Kultur
2 Plaidoyers zu diesem Thema, mit konkreten, überprüfbaren Forderungen an die zuständigen Institutionen.
Restitution kamerunischer Kulturgüter aus deutschen Museen
Rund 40.000 kamerunische Objekte lagern in deutschen Museen, die meisten unsichtbar im Depot. Das zeigt die Studie "Atlas der Abwesenheit" von 2023, die 45 deutsche Museen untersuchte, ohne Naturgeschichte, Archäologie oder Privatsammlungen einzubeziehen. Elf Museen, darunter Berlin, Leipzig, Stuttgart und Hamburg, stehen im aktiven Dialog mit kamerunischen Institutionen. Ein Treffen in Stuttgart wurde im Januar 2024 abgeschlossen. Doch der bekannteste Fall zeigt die Grenzen dieses Dialogs: Die Rückgabe der Ngonnso'-Statue wurde 2022 zugesagt, die Eigentumsübertragung war Anfang 2026 immer noch nicht vollzogen.
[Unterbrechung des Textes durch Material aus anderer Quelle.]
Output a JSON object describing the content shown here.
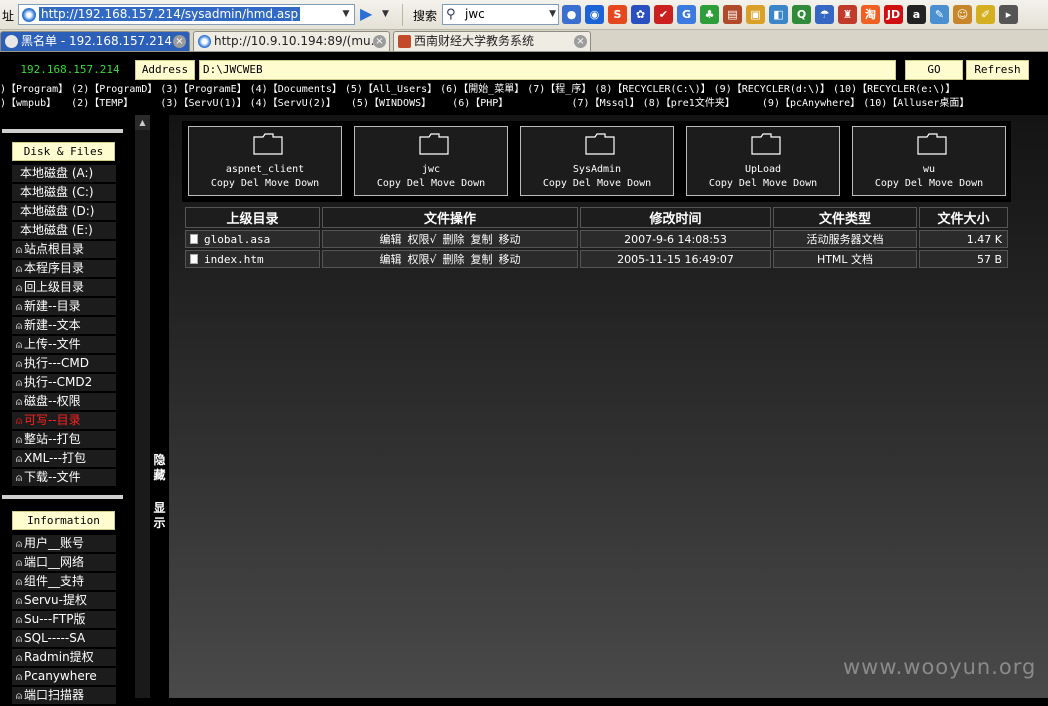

Ein neuer bundesweiter Koordinierungsrat für koloniale Restitutionen wurde im März 2026 gegründet. KAGEDEV fordert, dass dieser Rat verbindliche Fristen setzt, kamerunische Institutionen mit fester Stimme beteiligt und die Diaspora in die Konsultationen einbezieht. Eine Zusage ohne Umsetzung ist keine Restitution.
Zentrale Forderungen
- SPK: Ngonnso'-Übertragung binnen 12 Monaten formal abschließen (Übertragungsvertrag unter Koordinierungsrat).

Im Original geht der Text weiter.